The actual number, including dual U.S.-Afghan citizens along with family members, is likely much higher, with estimates ranging from 11,000 to 15,000. Tens of thousands of Afghans may also be in need of escape.

Compounding the uncertainty, the U.S. government has no way to track how many registered Americans may have left Afghanistan already. Some may have returned to the U.S. but others may have gone to third countries.

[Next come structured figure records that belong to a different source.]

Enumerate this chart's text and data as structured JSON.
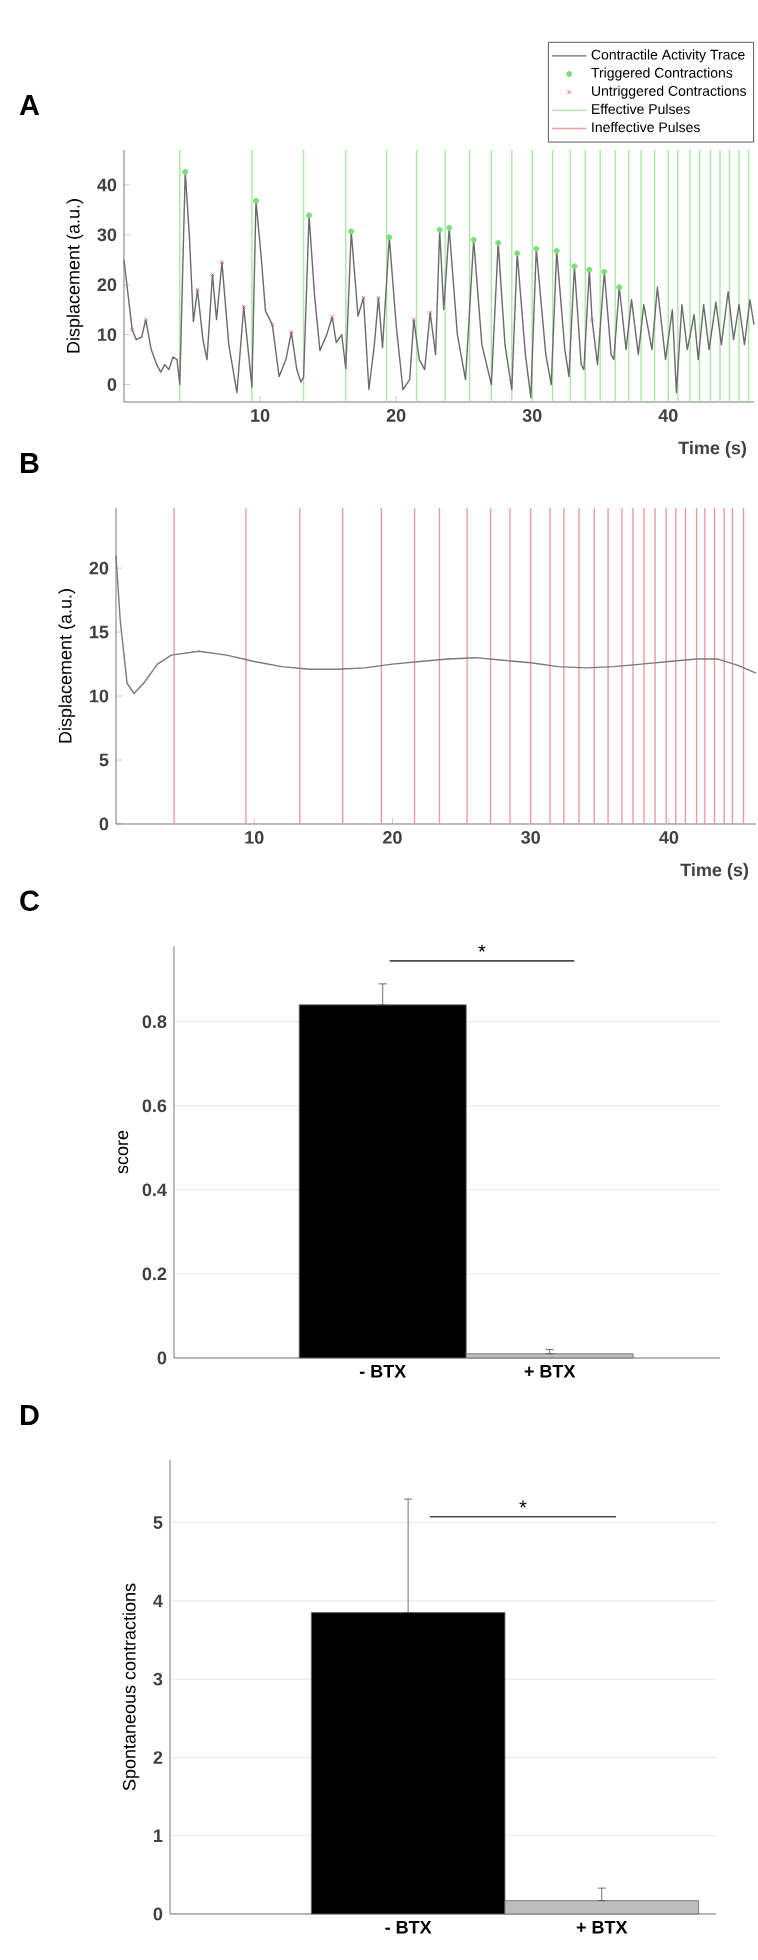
{
  "chart_data": [
    {
      "type": "line",
      "title": "A",
      "xlabel": "Time (s)",
      "ylabel": "Displacement (a.u.)",
      "xlim": [
        0,
        46.3
      ],
      "ylim": [
        -3.5,
        47
      ],
      "xticks": [
        10,
        20,
        30,
        40
      ],
      "yticks": [
        0,
        10,
        20,
        30,
        40
      ],
      "legend": "top right",
      "series": [
        {
          "name": "Contractile Activity Trace",
          "type": "line",
          "color": "#6b6b6b",
          "x": [
            0,
            0.3,
            0.6,
            0.9,
            1.3,
            1.6,
            2.0,
            2.4,
            2.7,
            3.0,
            3.3,
            3.6,
            3.9,
            4.1,
            4.5,
            4.8,
            5.1,
            5.4,
            5.8,
            6.1,
            6.5,
            6.8,
            7.2,
            7.7,
            8.3,
            8.8,
            9.4,
            9.7,
            10.1,
            10.4,
            10.9,
            11.4,
            11.9,
            12.3,
            12.7,
            13.0,
            13.2,
            13.6,
            14.0,
            14.4,
            14.9,
            15.3,
            15.6,
            16.0,
            16.3,
            16.7,
            17.2,
            17.6,
            18.0,
            18.4,
            18.7,
            19.0,
            19.5,
            20.0,
            20.5,
            21.0,
            21.3,
            21.7,
            22.1,
            22.5,
            22.9,
            23.2,
            23.5,
            23.9,
            24.5,
            25.1,
            25.7,
            26.3,
            27.0,
            27.5,
            28.0,
            28.5,
            28.9,
            29.5,
            29.9,
            30.3,
            31.0,
            31.4,
            31.8,
            32.4,
            32.7,
            33.1,
            33.6,
            33.8,
            34.2,
            34.4,
            34.8,
            35.3,
            35.8,
            36.0,
            36.4,
            36.9,
            37.3,
            37.8,
            38.2,
            38.8,
            39.2,
            39.8,
            40.3,
            40.6,
            41.0,
            41.4,
            41.9,
            42.2,
            42.6,
            43.0,
            43.5,
            43.9,
            44.4,
            44.8,
            45.2,
            45.6,
            46.0,
            46.3
          ],
          "values": [
            25,
            18,
            11,
            9,
            9.5,
            13,
            7,
            4,
            2.5,
            4,
            3,
            5.5,
            5,
            0,
            42.6,
            30,
            12.6,
            19,
            9,
            5,
            22,
            13,
            24.5,
            8,
            -1.6,
            15.6,
            -0.5,
            36.8,
            25,
            14.7,
            12,
            1.6,
            5,
            10.5,
            3,
            0.5,
            1.5,
            33.9,
            18,
            6.8,
            10,
            13.5,
            8.4,
            10,
            3.2,
            30.7,
            13.7,
            17.4,
            -1,
            8,
            17.4,
            7.4,
            29.5,
            12,
            -1,
            1,
            13,
            5,
            3,
            14.4,
            6,
            31,
            15,
            31.4,
            10,
            1,
            29,
            8,
            0,
            28.4,
            8,
            -1,
            26.3,
            6,
            -2.6,
            27.2,
            6,
            0,
            26.8,
            7,
            1.6,
            23.7,
            4,
            3,
            23,
            13,
            4,
            22.6,
            6,
            5,
            19.5,
            7,
            17,
            6,
            16,
            7,
            19.5,
            5,
            15,
            -1.6,
            16,
            7,
            14,
            5,
            16,
            7,
            16.5,
            8,
            18.6,
            9,
            16,
            8,
            17,
            12
          ]
        },
        {
          "name": "Triggered Contractions",
          "type": "scatter",
          "marker": "circle",
          "color": "#7ddc7d",
          "x": [
            4.5,
            9.7,
            13.6,
            16.7,
            19.5,
            23.2,
            23.9,
            25.7,
            27.5,
            28.9,
            30.3,
            31.8,
            33.1,
            34.2,
            35.3,
            36.4
          ],
          "values": [
            42.6,
            36.8,
            33.9,
            30.7,
            29.5,
            31,
            31.4,
            29,
            28.4,
            26.3,
            27.2,
            26.8,
            23.7,
            23,
            22.6,
            19.5
          ]
        },
        {
          "name": "Untriggered Contractions",
          "type": "scatter",
          "marker": "cross",
          "color": "#e0506a",
          "x": [
            0.6,
            1.6,
            5.4,
            6.5,
            7.2,
            8.8,
            10.9,
            12.3,
            15.3,
            17.6,
            18.7,
            21.3,
            22.5,
            34.4
          ],
          "values": [
            11,
            13,
            19,
            22,
            24.5,
            15.6,
            12,
            10.5,
            13.5,
            17.4,
            17.4,
            13,
            14.4,
            13
          ]
        },
        {
          "name": "Effective Pulses",
          "type": "line",
          "color": "#a8eaa0"
        },
        {
          "name": "Ineffective Pulses",
          "type": "line",
          "color": "#f0a0a8"
        }
      ],
      "ref_lines": [
        {
          "axis": "x",
          "value": 4.1,
          "color": "#a8eaa0"
        },
        {
          "axis": "x",
          "value": 9.4,
          "color": "#a8eaa0"
        },
        {
          "axis": "x",
          "value": 13.2,
          "color": "#a8eaa0"
        },
        {
          "axis": "x",
          "value": 16.3,
          "color": "#a8eaa0"
        },
        {
          "axis": "x",
          "value": 19.3,
          "color": "#a8eaa0"
        },
        {
          "axis": "x",
          "value": 21.5,
          "color": "#a8eaa0"
        },
        {
          "axis": "x",
          "value": 23.6,
          "color": "#a8eaa0"
        },
        {
          "axis": "x",
          "value": 25.4,
          "color": "#a8eaa0"
        },
        {
          "axis": "x",
          "value": 27.0,
          "color": "#a8eaa0"
        },
        {
          "axis": "x",
          "value": 28.5,
          "color": "#a8eaa0"
        },
        {
          "axis": "x",
          "value": 30.0,
          "color": "#a8eaa0"
        },
        {
          "axis": "x",
          "value": 31.5,
          "color": "#a8eaa0"
        },
        {
          "axis": "x",
          "value": 32.8,
          "color": "#a8eaa0"
        },
        {
          "axis": "x",
          "value": 33.9,
          "color": "#a8eaa0"
        },
        {
          "axis": "x",
          "value": 35.0,
          "color": "#a8eaa0"
        },
        {
          "axis": "x",
          "value": 36.1,
          "color": "#a8eaa0"
        },
        {
          "axis": "x",
          "value": 37.1,
          "color": "#a8eaa0"
        },
        {
          "axis": "x",
          "value": 38.0,
          "color": "#a8eaa0"
        },
        {
          "axis": "x",
          "value": 39.0,
          "color": "#a8eaa0"
        },
        {
          "axis": "x",
          "value": 40.0,
          "color": "#a8eaa0"
        },
        {
          "axis": "x",
          "value": 40.7,
          "color": "#a8eaa0"
        },
        {
          "axis": "x",
          "value": 41.6,
          "color": "#a8eaa0"
        },
        {
          "axis": "x",
          "value": 42.3,
          "color": "#a8eaa0"
        },
        {
          "axis": "x",
          "value": 43.1,
          "color": "#a8eaa0"
        },
        {
          "axis": "x",
          "value": 43.8,
          "color": "#a8eaa0"
        },
        {
          "axis": "x",
          "value": 44.5,
          "color": "#a8eaa0"
        },
        {
          "axis": "x",
          "value": 45.2,
          "color": "#a8eaa0"
        },
        {
          "axis": "x",
          "value": 45.9,
          "color": "#a8eaa0"
        }
      ]
    },
    {
      "type": "line",
      "title": "B",
      "xlabel": "Time (s)",
      "ylabel": "Displacement (a.u.)",
      "xlim": [
        0,
        46.3
      ],
      "ylim": [
        0,
        24.7
      ],
      "xticks": [
        10,
        20,
        30,
        40
      ],
      "yticks": [
        0,
        5,
        10,
        15,
        20
      ],
      "series": [
        {
          "type": "line",
          "color": "#7a7a7a",
          "x": [
            0,
            0.3,
            0.8,
            1.3,
            2,
            3,
            4,
            6,
            8,
            10,
            12,
            14,
            16,
            18,
            20,
            22,
            24,
            26,
            28,
            30,
            32,
            34,
            36,
            38,
            40,
            42,
            43.5,
            45,
            46.3
          ],
          "values": [
            21,
            16,
            11,
            10.2,
            11,
            12.5,
            13.2,
            13.5,
            13.2,
            12.7,
            12.3,
            12.1,
            12.1,
            12.2,
            12.5,
            12.7,
            12.9,
            13,
            12.8,
            12.6,
            12.3,
            12.2,
            12.3,
            12.5,
            12.7,
            12.9,
            12.9,
            12.4,
            11.8
          ]
        }
      ],
      "ref_lines": [
        {
          "axis": "x",
          "value": 4.2,
          "color": "#ec9aa2"
        },
        {
          "axis": "x",
          "value": 9.4,
          "color": "#ec9aa2"
        },
        {
          "axis": "x",
          "value": 13.3,
          "color": "#ec9aa2"
        },
        {
          "axis": "x",
          "value": 16.4,
          "color": "#ec9aa2"
        },
        {
          "axis": "x",
          "value": 19.2,
          "color": "#ec9aa2"
        },
        {
          "axis": "x",
          "value": 21.6,
          "color": "#ec9aa2"
        },
        {
          "axis": "x",
          "value": 23.4,
          "color": "#ec9aa2"
        },
        {
          "axis": "x",
          "value": 25.4,
          "color": "#ec9aa2"
        },
        {
          "axis": "x",
          "value": 27.1,
          "color": "#ec9aa2"
        },
        {
          "axis": "x",
          "value": 28.5,
          "color": "#ec9aa2"
        },
        {
          "axis": "x",
          "value": 30.0,
          "color": "#ec9aa2"
        },
        {
          "axis": "x",
          "value": 31.4,
          "color": "#ec9aa2"
        },
        {
          "axis": "x",
          "value": 32.4,
          "color": "#ec9aa2"
        },
        {
          "axis": "x",
          "value": 33.5,
          "color": "#ec9aa2"
        },
        {
          "axis": "x",
          "value": 34.6,
          "color": "#ec9aa2"
        },
        {
          "axis": "x",
          "value": 35.6,
          "color": "#ec9aa2"
        },
        {
          "axis": "x",
          "value": 36.6,
          "color": "#ec9aa2"
        },
        {
          "axis": "x",
          "value": 37.4,
          "color": "#ec9aa2"
        },
        {
          "axis": "x",
          "value": 38.2,
          "color": "#ec9aa2"
        },
        {
          "axis": "x",
          "value": 39.0,
          "color": "#ec9aa2"
        },
        {
          "axis": "x",
          "value": 39.8,
          "color": "#ec9aa2"
        },
        {
          "axis": "x",
          "value": 40.5,
          "color": "#ec9aa2"
        },
        {
          "axis": "x",
          "value": 41.2,
          "color": "#ec9aa2"
        },
        {
          "axis": "x",
          "value": 42.0,
          "color": "#ec9aa2"
        },
        {
          "axis": "x",
          "value": 42.6,
          "color": "#ec9aa2"
        },
        {
          "axis": "x",
          "value": 43.3,
          "color": "#ec9aa2"
        },
        {
          "axis": "x",
          "value": 44.0,
          "color": "#ec9aa2"
        },
        {
          "axis": "x",
          "value": 44.6,
          "color": "#ec9aa2"
        },
        {
          "axis": "x",
          "value": 45.4,
          "color": "#ec9aa2"
        }
      ]
    },
    {
      "type": "bar",
      "title": "C",
      "ylabel": "score",
      "categories": [
        "- BTX",
        "+ BTX"
      ],
      "values": [
        0.84,
        0.01
      ],
      "colors": [
        "#000000",
        "#bdbdbd"
      ],
      "errors": [
        [
          0.84,
          0.89
        ],
        [
          0.01,
          0.02
        ]
      ],
      "ylim": [
        0,
        0.98
      ],
      "yticks": [
        0,
        0.2,
        0.4,
        0.6,
        0.8
      ],
      "grid": "y",
      "annotations": [
        "*"
      ]
    },
    {
      "type": "bar",
      "title": "D",
      "ylabel": "Spontaneous contractions",
      "categories": [
        "- BTX",
        "+ BTX"
      ],
      "values": [
        3.85,
        0.17
      ],
      "colors": [
        "#000000",
        "#bdbdbd"
      ],
      "errors": [
        [
          3.85,
          5.3
        ],
        [
          0.17,
          0.33
        ]
      ],
      "ylim": [
        0,
        5.8
      ],
      "yticks": [
        0,
        1,
        2,
        3,
        4,
        5
      ],
      "grid": "y",
      "annotations": [
        "*"
      ]
    }
  ]
}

At the Pentagon, Kirby declined to say whether Defense Secretary Lloyd Austin had recommended to Biden that he extend the Aug. 31 deadline. Given the Taliban's takeover of the country, staying beyond that date would require at least the Taliban's acquiescence, he said. He said he knew of no such talks yet between U.S. and Taliban commanders, who have been in regular contact for days to limit conflict at the airport as part of what the White House has termed a "safe passage" agreement worked out Sunday.

"I think it is just a fundamental fact of the reality of where we are, that communications and a certain measure of agreement with the Taliban on what we're trying to accomplish has to occur," Kirby said. Of the approximately 2,000 people airlifted from the airport in the last 24 hours that ended Wednesday morning, nearly 300 were Americans, Kirby said.

U.S. lawmakers were briefed Thursday morning that 6,741 people had been evacuated since Aug. 14, including 1,762 American citizens and Green Card holders, according to two congressional aides. Although Afghanistan had been a hot spot for the coronavirus pandemic, the State Department said Thursday that evacuees are not required to get negative COVID-19 results.

"A blanket humanitarian waiver has been implemented for COVID-19 testing for all persons the U.S. government is relocating from Afghanistan," the department said, according to The Associated Press (AP).

Medical exams, including COVID-19 tests, had been required for evacuees prior to the Taliban’s takeover of Kabul, which added extra urgency to efforts to get at-risk Afghans out. Additional American troops continued to arrive at the airport.

As of Thursday, there were about 5,200, including Marines who specialize in evacuation coordination and an Air Force unit that specializes in emergency airport operations. Biden has authorized a total deployment of about 6,000. Hoping to secure evacuation seats are American citizens and other foreigners, Afghan allies of Western forces and women, journalists, activists and others most at risk from the fundamentalist Taliban.

In June, more than 20 diplomats at the U.S. Embassy in Kabul registered their concerns that the evacuation of Afghans who had worked for America was not proceeding quickly enough. In a cable sent through the State Department’s dissent channel, a time-honored method for foreign service officers to register opposition to administration policies, the diplomats said the situation on the ground was dire, that the Taliban would likely seize control of the capital within months of the Aug. 31 pullout, and urged the administration to immediately begin a concerted evacuation effort, according to officials familiar with the document.

Will U.S. troops go beyond the airport perimeter to collect and escort people? Austin suggested Wednesday that this was not currently feasible. "We don't have the capability to go out and collect large numbers of people," he told reporters.

Austin added that evacuations would continue "until the clock runs out or we run out of capability." Afghans in danger because of their work with the U.S. military or U.S organizations, and Americans scrambling to get them out, also pleaded with Washington to cut the red tape that has complicated matters.

"If we don’t sort this out, we’ll literally be condemning people to death," said Marina Kielpinski LeGree, the American head of a nonprofit, Ascend. The organization's young Afghan female colleagues were in the mass of people waiting for flights at the airport in the wake of days of mayhem, tear gas and gunshots.